Training is an important part of any dog’s life and It’s important for many reasons, including providing your dog with opportunities for positive mental experiences and challenges, helping them to understand what behaviours you want or don’t want them to engage in, and, when done properly, strengthens the bond between you and your furry family member.
When it comes to training your dog, not all methods are created equal, and some strategies can even be harmful to your dog’s wellbeing. Read on to find out the type of training we recommend.
Reward, never punishment.
Training should be a positive and enriching experience for you and your pup, and reward-based training is vital to this. The RSPCA believes that dogs should be trained using techniques designed to help them develop and maintain acceptable behaviours by using their natural instincts and positive reinforcement.

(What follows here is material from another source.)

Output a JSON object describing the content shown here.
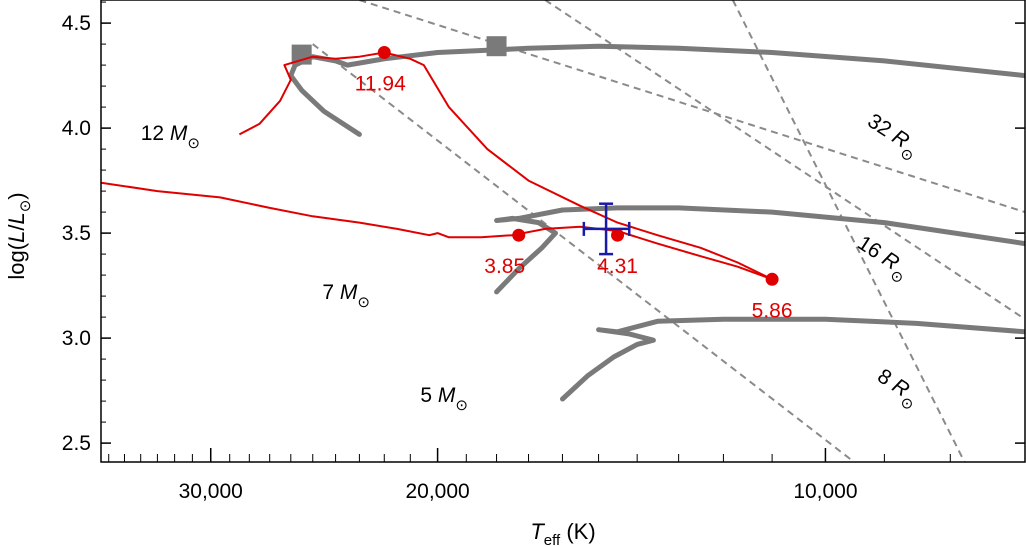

Reward-based training is very effective as it sets your dog up to succeed and consistently rewards them for performing the desired behaviour (for example coming when called, walking safely on leash or sitting on command). It is important not to react negatively with harsh words or punishment in instances where your dog doesn’t perform the behaviours you want in the way you want or displays an unwanted behaviour.

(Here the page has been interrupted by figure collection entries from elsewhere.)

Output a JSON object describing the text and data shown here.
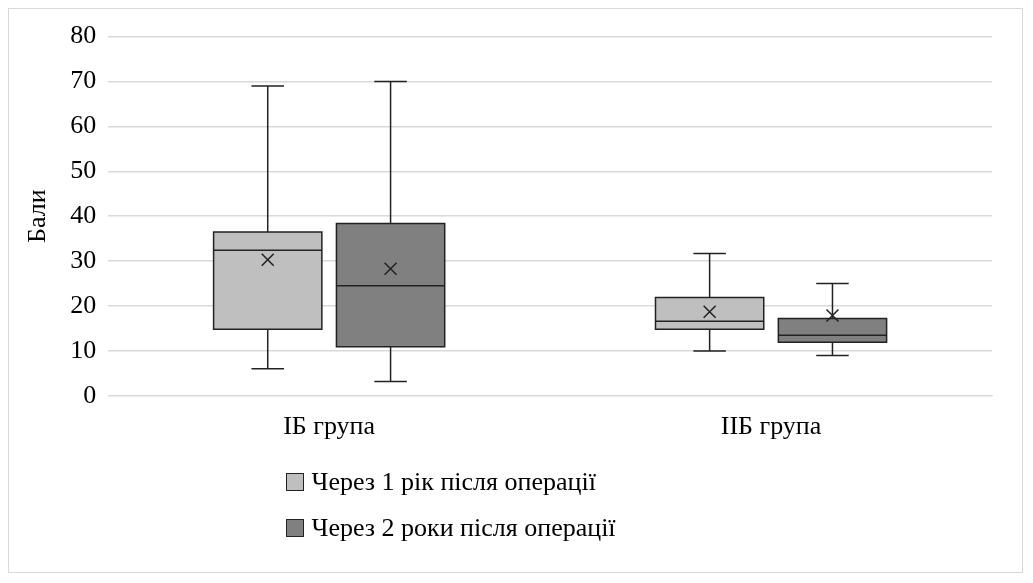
{
  "chart_data": {
    "type": "box",
    "ylabel": "Бали",
    "categories": [
      "IБ група",
      "IIБ група"
    ],
    "ylim": [
      0,
      80
    ],
    "yticks": [
      0,
      10,
      20,
      30,
      40,
      50,
      60,
      70,
      80
    ],
    "grid": "y",
    "legend": "bottom",
    "marker": "cross",
    "series": [
      {
        "name": "Через 1 рік після операції",
        "color": "#bfbfbf",
        "boxes": [
          {
            "low": 6,
            "q1": 14.8,
            "median": 32.4,
            "q3": 36.5,
            "high": 69,
            "mean": 30.3
          },
          {
            "low": 10,
            "q1": 14.8,
            "median": 16.6,
            "q3": 21.9,
            "high": 31.7,
            "mean": 18.7
          }
        ]
      },
      {
        "name": "Через 2 роки після операції",
        "color": "#808080",
        "boxes": [
          {
            "low": 3.2,
            "q1": 10.9,
            "median": 24.5,
            "q3": 38.4,
            "high": 70,
            "mean": 28.3
          },
          {
            "low": 9,
            "q1": 11.9,
            "median": 13.5,
            "q3": 17.2,
            "high": 25,
            "mean": 17.9
          }
        ]
      }
    ]
  }
}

Rewards can be in the form of treats, positive praise, gentle affectionate pats, or even a combination. Most importantly, reward-based training is an enjoyable experience for your dog and can positively enhance your bond. It is important to watch your dog’s body language throughout the training so you can adjust how you train and reward to make the experience the most enjoyable possible for your dog and this will result in enthusiastic cooperation and participation.
What about unwanted behaviours?
Every dog is different, and some may exhibit undesirable behaviours, such as jumping or climbing on furniture, especially in their puppy stage. In reward-based training, the idea is not to give attention to unwanted behaviours, if your dog is not rewarded for a behaviour they will tend to stop doing it as they make the association between desired behaviour and a reward, they tend to want to engage in that behaviour again to get more rewards. Sometimes if guardians react negatively to unwanted behaviour by yelling or getting angry, they may end up reinforcing the behaviour unintentionally, as dogs will perceive these reactions as attention, and for some dogs any form of attention from their person is better than none at all.
I’ve heard about dominance training…
Unfortunately, many popular dog training methods center on establishing dominance over dogs, with pet guardians as the alpha or dominant member of the ‘pack’. Dominance training assumes most unwanted behaviours are due to dogs trying to be dominant and the way to solve behavioural issues is to establish dominance as the pack leader over the dog. However, these assumptions have been proven incorrect and can be harmful to the bond you share with your dog.
Dominance training can pose serious welfare problems as many methods involve using aversive training techniques such as staring your dog down, or other forms of punishment that can cause fear, pain, and distress. Aside from being harmful to your furry friend, these methods tend not to address the underlying cause of unwanted behaviours can actually make the problem worse.
Just like you, your dog is an individual and mastering desired behaviours may take some more time than others. Try not to measure the success of training simply by fast results, but rather the positive benefits to your dog’s wellbeing and the enjoyment you both get from training together. The RSPCA recommends booking your dog into a reward-based puppy school (or training classes for older dogs) which are important for socialisation as well. Happy training!